La crise de l’Occident peut être interprétée de deux manières opposées et, paradoxalement, il est possible de trouver des arguments valables en faveur des deux. D'un côté, il y a ceux qui – au risque d'une insistance excessive – exaltent les progrès réalisés, comme la baisse drastique de la mortalité infantile, l'augmentation du niveau d'alphabétisation, l'élargissement des droits ou l'augmentation de la longévité, résultat d'intenses recherches scientifiques. A l’inverse, ceux qui soulignent les déficits structurels tombent dans l’effet inverse ; c’est-à-dire le glissement vers l’apitoiement sur soi qui dégénère en un état d’inertie et de dépression.

Une situation de conflit dans laquelle émerge cependant un fait indéniable, commun aux deux parties : la perception d'un déclin moral et culturel, accompagné d'un fossé croissant entre les élites de toutes sortes (pouvoir politique, universités, médias) et le peuple. . En fait, l’Occident semble sombrer dans une autoflagellation allant jusqu’à imposer la censure à quiconque n’adhère pas au politiquement correct, notamment dans sa version ultramoderne du woke, et la marginalisation pour ceux qui n’adhèrent pas au politiquement correct. accepter passivement un environnementalisme radical, souvent réduit à l’idéologie, tout en regardant avec déférence les minorités ethniques et sexuelles entre-temps élevées au rang de sentinelles de la moralité.

Dans son dernier livre Ouest nous et eux. Contre la capitulation face aux dictateurs et aux islamistes (Piemme, p. 224), Daniele Capezzone cible «les ennemis de la liberté, de la démocratie politique et du libre marché», avec une référence particulière aux gourous, pour la plupart progressistes, auxquels il adresse l'invitation polémique à se retirer: «Qui sait pourquoi ces messieurs peinent à s'installer à Pékin, Moscou ou Téhéran. Il vaut mieux rester dans leurs confortables salons à Rome, Paris, Berlin ou New York, pour nous dire à quel point notre partie du monde est nulle, coupable d'atrocités anciennes et nouvelles, et moralement responsable de tous les maux de la planète. « 

Il existe cependant une autre perspective. Emmanuel Todd, dans son volume La défaite de l'Occident (Fazi, p. 360), adopte une approche opposée, basée sur une vingtaine d’années d’analyses et de prévisions à moyen et long terme. Todd part de l'examen des modèles familiaux, des statistiques démographiques et économiques, pour mettre en évidence les forces et les faiblesses des deux pays en guerre (Russie et Ukraine), des pays scandinaves, de l'Europe de l'Est mais surtout des principaux pays occidentaux (États-Unis). Etats-Unis, Royaume-Uni, Allemagne et France) dont elle met en avant les défauts structurels, comme les crises financières récurrentes, la méfiance croissante à l'égard des institutions démocratiques, le creusement des inégalités et la concentration des richesses entre les mains de quelques-uns. Mais surtout un aveuglement à l'égard du nouvel ordre multipolaire – dans lequel les États-Unis ne détiennent plus l'hégémonie incontestée du passé -, pour lequel un événement comme la guerre en Ukraine ne doit plus être lu uniquement comme un conflit local, mais plutôt comme comme une stratégie de confrontation entre des puissances en compétition pour une influence mondiale.

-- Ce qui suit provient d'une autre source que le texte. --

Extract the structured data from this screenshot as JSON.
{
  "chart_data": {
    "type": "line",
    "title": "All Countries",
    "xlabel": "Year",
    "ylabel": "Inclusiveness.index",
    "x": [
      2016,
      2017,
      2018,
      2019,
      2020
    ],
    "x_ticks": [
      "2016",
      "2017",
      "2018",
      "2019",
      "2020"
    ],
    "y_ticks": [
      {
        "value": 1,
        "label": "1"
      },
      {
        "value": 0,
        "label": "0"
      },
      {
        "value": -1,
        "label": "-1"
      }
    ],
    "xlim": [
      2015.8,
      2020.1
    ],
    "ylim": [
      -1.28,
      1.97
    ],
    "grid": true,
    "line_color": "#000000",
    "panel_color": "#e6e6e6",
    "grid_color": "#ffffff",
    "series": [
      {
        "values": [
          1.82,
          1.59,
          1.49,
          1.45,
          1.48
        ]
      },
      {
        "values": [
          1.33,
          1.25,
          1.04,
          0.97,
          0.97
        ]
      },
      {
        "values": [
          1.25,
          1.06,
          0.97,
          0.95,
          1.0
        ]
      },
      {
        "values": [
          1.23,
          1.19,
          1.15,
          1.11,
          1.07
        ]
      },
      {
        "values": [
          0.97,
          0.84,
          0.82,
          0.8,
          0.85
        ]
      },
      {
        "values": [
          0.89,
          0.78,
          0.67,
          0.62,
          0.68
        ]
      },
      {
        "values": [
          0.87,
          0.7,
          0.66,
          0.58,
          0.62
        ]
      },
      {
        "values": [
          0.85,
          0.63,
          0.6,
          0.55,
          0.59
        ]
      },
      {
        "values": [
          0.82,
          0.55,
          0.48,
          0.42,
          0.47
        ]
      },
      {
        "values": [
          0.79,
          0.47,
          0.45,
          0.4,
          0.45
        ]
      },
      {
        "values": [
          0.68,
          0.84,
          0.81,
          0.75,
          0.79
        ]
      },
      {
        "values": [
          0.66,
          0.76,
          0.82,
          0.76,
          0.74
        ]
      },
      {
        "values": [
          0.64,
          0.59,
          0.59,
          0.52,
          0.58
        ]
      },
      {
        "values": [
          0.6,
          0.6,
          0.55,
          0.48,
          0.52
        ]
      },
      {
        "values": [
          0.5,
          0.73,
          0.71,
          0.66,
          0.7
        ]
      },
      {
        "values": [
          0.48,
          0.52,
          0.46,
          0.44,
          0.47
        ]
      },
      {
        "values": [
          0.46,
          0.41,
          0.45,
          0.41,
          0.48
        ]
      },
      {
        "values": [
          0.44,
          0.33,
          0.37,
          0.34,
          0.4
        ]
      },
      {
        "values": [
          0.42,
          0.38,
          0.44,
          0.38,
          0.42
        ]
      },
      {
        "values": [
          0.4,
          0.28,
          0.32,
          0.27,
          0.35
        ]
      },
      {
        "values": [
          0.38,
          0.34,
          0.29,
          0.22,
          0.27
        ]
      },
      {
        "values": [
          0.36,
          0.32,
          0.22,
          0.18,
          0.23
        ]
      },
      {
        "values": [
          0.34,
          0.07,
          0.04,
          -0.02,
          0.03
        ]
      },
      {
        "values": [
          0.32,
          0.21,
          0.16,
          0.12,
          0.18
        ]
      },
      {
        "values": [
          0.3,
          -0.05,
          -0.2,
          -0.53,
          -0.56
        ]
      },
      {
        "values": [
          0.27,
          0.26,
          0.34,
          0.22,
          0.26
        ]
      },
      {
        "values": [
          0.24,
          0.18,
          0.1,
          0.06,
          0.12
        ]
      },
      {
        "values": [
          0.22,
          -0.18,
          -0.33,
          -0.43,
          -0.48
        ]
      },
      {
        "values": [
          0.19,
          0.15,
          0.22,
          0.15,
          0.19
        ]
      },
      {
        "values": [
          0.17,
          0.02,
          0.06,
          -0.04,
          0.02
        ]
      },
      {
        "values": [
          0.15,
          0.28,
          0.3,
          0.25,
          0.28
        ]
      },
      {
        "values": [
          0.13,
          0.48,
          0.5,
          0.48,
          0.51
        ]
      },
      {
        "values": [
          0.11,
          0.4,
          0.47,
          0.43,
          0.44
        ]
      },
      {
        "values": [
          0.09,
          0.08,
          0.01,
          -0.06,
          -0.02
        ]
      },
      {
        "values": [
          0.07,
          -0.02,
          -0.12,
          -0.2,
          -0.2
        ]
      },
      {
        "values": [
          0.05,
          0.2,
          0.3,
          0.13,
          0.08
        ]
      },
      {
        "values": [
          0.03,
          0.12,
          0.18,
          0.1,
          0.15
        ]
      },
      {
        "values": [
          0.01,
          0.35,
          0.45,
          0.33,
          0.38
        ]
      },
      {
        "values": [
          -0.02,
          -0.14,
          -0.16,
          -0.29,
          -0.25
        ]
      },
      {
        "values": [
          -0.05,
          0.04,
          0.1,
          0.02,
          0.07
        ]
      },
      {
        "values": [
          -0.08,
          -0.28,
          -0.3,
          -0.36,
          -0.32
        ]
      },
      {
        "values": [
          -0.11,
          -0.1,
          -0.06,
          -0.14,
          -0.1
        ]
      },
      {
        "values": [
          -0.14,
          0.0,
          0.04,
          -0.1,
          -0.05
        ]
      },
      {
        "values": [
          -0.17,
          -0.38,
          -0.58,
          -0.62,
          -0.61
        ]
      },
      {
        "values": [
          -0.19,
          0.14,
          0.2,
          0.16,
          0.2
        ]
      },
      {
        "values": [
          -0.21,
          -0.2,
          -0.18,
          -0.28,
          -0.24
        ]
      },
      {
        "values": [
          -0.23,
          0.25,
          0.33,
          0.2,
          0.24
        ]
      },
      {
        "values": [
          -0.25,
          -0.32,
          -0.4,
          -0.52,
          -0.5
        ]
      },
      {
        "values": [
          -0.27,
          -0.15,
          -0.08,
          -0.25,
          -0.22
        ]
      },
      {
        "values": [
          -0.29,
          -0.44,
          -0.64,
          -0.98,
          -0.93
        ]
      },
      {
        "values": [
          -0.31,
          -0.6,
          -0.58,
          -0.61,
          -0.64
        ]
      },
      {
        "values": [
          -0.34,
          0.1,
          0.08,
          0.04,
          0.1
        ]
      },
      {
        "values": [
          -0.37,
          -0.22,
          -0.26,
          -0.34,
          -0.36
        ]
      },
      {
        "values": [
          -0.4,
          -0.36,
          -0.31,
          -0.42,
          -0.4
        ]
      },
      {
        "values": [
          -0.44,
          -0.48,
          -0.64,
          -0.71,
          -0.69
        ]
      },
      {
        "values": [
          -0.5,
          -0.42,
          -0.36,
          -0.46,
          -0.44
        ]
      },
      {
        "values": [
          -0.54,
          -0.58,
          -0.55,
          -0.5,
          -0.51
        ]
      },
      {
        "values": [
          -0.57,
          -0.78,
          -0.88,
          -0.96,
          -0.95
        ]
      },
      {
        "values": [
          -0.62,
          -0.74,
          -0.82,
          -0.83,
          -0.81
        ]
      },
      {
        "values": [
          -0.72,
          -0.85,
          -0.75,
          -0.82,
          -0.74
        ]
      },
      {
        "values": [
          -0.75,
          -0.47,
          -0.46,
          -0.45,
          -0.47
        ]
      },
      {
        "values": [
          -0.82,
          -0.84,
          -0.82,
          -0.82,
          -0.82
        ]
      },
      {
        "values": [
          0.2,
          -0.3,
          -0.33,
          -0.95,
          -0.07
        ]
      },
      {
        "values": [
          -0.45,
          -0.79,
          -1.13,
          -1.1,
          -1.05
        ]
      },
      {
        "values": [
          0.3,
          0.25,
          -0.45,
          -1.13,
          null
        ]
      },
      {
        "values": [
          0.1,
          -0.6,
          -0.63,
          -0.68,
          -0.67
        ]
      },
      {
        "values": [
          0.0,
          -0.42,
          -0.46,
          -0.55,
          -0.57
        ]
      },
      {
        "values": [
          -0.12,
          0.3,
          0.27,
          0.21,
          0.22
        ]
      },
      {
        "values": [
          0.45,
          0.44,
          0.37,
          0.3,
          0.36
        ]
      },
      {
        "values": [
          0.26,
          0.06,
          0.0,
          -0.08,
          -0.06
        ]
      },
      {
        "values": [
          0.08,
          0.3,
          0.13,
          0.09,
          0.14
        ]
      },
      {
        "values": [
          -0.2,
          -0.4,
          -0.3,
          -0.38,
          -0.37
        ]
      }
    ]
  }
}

Présentées en ces termes, les deux positions semblent avoir des raisons valables et une base solide, même si la préférence serait orientée vers notre modèle, qui, malgré ses limites, continue de garantir la participation du public et des relations sociales majoritairement pacifiques et non violentes, dans le face à l'émergence de nouvelles autocraties caractérisées par la persécution des dissidents, la montée du fondamentalisme religieux et l'affirmation de modèles politiques qui limitent les droits individuels et sociaux.

Cependant, pour ne pas tomber dans les excès de l'une ou l'autre thèse, il n'y a peut-être qu'une seule issue : accepter l'idée spenglérienne d'une histoire cyclique, dans laquelle les civilisations passent par des phases de croissance, de transformation et de longues périodes. de déclin. Cet aveu étant fait, il est alors possible de reconnaître que l'Occident, après avoir atteint des sommets de puissance et d'influence, se trouve actuellement dans une phase de transformation profonde dont les insuffisances sont encore plus évidentes que par le passé et dont le résultat final l’issue reste imprévisible.